— Когда?
— Послезавтра в пять вечера я жду тебя на Брянском вокзале.
— А заграничный паспорт?
— Это не твоя забота... Не захочешь в Палестину, поедешь в Берлин, в Париж.
— Через неделю в Париже, — повторил Шагал, оглядывая поле и покосившиеся избы села, к которому они подходили.
Вдруг со стороны сарая, стоявшего на отшибе, раздался выстрел, за ним второй.
— Побежали, — крикнула Анна, — пригнись!
Выстрелы звучали все чаще.
— Здесь яма, — крикнула Анна, — прыгай!
Прыгнули и покатились по глинистому откосу. В углу ямы уже кто-то тяжело дышал, сидел, скорчившись, с револьвером в руке. Наткнувшись на револьвер, Шагал испуганно вскрикнул и шарахнулся в сторону.
— Не бойся, — сказал сидевший, — я здешний милиционер.
— Что происходит? — спросил Шагал, тяжело дыша.
— Перестрелка между крестьянином Яковом Петровским и ворами, кравшими у него картошку. Кто-то из местных повадился. Во всей деревне у Петровских осталась с зимы картошка.
— Вавилонское безумие и суета сумасшедших, — тихо сказала Анна.
Вдруг грохнул взрыв. Несколько мешков взметнулось в воздух, и оттуда, как шрапнель, посыпалась картошка.
— Бомбу бросили! — крикнул милиционер.
— Я, кажется, ранен, — простонал Шагал, держась за голову.
— Это картошечкой в лоб попало, — сказал милиционер. — А мне по уху угодило. Да вот подмога едет, — закричал он, — чекисты со станции, сейчас мы их, гадов, приберем! Ишь заварили войну в деревне! — Он выскочил и побежал по полю. Выстрелы затихали. Слышны были лишь крики и матерщина. Кого-то с сопением проволокли.
— Разве здесь можно жить нормальному человеку? — сказала Анна.— Подумай, Марк. Через неделю Париж.
— Я подумаю, — сказал Марк, держась за лоб.
— В пять на Брянском вокзале, — повторила Анна.
— Белла, — сказал Марк, стаскивая с себя разорванную шинель, перепачканную глиной, — прости меня.
— Что с тобой? — тревожно спросила Белла.
— Я попал в перестрелку, меня чуть не убили. Но не в этом дело.

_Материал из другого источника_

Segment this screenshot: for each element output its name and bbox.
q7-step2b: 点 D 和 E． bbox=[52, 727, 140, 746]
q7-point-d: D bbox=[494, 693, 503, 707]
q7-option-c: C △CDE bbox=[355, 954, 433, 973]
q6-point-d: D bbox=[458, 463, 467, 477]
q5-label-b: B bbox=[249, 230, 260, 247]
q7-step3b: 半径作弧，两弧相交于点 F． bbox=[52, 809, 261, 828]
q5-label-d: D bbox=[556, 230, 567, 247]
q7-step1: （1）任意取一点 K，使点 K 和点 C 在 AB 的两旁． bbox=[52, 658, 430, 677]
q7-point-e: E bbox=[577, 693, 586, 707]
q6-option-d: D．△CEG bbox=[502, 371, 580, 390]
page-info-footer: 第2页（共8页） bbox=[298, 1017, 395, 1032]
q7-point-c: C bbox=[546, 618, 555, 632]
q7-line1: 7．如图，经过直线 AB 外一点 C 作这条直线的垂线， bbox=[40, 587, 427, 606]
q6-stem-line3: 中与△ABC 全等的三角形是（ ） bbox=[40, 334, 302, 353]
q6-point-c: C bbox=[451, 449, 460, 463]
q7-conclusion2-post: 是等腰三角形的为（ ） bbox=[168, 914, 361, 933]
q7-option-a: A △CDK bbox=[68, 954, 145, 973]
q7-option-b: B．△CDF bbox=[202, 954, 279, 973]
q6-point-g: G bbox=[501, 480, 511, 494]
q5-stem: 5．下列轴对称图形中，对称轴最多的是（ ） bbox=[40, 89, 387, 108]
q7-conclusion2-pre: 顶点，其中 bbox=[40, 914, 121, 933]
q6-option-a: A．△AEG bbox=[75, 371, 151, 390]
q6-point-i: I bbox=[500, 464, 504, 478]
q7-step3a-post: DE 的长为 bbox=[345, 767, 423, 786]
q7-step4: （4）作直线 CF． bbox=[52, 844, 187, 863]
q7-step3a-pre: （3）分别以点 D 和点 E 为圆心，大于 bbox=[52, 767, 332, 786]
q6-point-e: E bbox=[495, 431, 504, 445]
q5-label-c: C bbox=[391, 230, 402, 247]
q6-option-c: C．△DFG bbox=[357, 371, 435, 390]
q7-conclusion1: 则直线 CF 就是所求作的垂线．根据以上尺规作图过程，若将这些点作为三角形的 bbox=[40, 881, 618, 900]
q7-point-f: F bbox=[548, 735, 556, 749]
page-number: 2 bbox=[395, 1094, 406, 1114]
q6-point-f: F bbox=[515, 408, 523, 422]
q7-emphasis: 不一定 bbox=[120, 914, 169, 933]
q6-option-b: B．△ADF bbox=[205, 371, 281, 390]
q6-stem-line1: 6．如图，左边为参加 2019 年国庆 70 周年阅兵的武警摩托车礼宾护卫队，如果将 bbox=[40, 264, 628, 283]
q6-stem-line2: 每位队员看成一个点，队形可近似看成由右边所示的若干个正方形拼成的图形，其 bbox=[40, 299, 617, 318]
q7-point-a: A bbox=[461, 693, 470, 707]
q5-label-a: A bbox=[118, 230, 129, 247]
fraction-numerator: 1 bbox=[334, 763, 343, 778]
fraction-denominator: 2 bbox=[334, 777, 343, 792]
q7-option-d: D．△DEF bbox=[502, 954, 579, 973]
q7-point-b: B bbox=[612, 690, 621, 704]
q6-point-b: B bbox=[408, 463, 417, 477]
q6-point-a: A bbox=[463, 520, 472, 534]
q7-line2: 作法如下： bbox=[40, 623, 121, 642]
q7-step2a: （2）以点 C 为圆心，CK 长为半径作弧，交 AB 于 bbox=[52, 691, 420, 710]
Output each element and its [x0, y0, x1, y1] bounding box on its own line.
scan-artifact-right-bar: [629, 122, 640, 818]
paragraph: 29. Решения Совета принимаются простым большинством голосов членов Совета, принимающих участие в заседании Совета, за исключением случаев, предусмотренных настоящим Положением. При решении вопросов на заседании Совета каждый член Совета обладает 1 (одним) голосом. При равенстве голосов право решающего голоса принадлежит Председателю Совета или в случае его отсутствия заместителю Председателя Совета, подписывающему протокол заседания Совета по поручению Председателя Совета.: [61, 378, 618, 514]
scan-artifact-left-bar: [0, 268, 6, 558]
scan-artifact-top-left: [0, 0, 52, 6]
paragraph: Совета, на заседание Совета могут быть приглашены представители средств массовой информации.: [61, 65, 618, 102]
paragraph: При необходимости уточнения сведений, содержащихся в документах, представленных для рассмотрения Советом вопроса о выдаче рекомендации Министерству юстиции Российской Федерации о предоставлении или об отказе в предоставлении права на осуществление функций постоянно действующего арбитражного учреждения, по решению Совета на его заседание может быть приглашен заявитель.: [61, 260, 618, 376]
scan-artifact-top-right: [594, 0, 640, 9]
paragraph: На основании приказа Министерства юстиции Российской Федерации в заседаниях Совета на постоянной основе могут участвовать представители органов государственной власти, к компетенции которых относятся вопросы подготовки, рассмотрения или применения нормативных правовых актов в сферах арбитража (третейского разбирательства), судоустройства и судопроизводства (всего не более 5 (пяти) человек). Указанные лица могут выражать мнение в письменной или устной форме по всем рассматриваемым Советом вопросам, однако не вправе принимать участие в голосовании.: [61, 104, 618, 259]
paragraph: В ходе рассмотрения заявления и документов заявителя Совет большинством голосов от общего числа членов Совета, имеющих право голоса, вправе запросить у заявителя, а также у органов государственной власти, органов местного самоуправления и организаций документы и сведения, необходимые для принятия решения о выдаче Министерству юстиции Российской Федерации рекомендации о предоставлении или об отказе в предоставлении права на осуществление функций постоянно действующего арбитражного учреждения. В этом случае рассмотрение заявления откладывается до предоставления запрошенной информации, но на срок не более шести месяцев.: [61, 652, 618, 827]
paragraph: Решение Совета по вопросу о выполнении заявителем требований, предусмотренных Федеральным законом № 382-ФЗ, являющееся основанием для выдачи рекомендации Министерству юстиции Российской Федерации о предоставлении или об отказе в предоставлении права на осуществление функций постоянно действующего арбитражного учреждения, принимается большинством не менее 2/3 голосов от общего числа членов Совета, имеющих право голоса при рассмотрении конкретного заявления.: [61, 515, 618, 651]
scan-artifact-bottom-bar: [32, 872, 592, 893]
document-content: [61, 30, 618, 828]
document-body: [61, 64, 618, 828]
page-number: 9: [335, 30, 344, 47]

— Как это не в этом дело? — спросила Белла. — Тебя чуть не убили, и не в этом дело?
— Да, сейчас главное то, что я очень виноват перед тобой. Я сказал тебе сегодня много дурных, ненужных слов, но душа моя молчала. Ты единственная, о ком душа моя не скажет ни одного дурного слова. Я иногда просыпаюсь и смотрю на тебя, спящую, и мне кажется, что ты само мое творчество. Ты сумела оградить мои картины от темной судьбы. Все, что ты делаешь и говоришь, верно. Да благословят мои покойные родители судьбу нашей с тобой живописи. Пусть черное станет еще черней, а белое — еще белей... Води моей рукой. Бери кисть и уводи меня, как дирижер, в неведомые дали...
— Я очень рада слышать от тебя эти слова. Но сядь, успокойся.
— Некогда, Белла. Собирайся, нам надо уехать как можно скорей.
— Куда?
— Пока в Москву. Я пойду в Наркомирос к начальнику канцелярии. Я скажу: более ловкие художники получают здесь гонорары по первой категории, а я вместо гонорара получил воспаление легких. Дайте мне возможность уехать. Ни царской, ни Советской России я не нужен.
— А ты не боишься, что тебя за эти слова арестуют? — спросила Белла.
— Ну, хорошо, я скажу это другими словами. Я устал. Прошу отпустить меня как ненужного революции. Единственных, кого мне жаль, — это сирот из Малаховской колонии. Наступает момент, когда я вынужден их покинуть. Дорогие мои малыши, что из вас получится? При воспоминании о вас у меня будет сжиматься сердце.
На Брянском вокзале Москвы была обычная давка, но на специальной платформе, откуда должен был отправиться поезд «Москва — Варшава», царили чистота и тишина. У сверкающих лаком вагонов рядом с проводниками стояли чекисты, проверяли паспорта.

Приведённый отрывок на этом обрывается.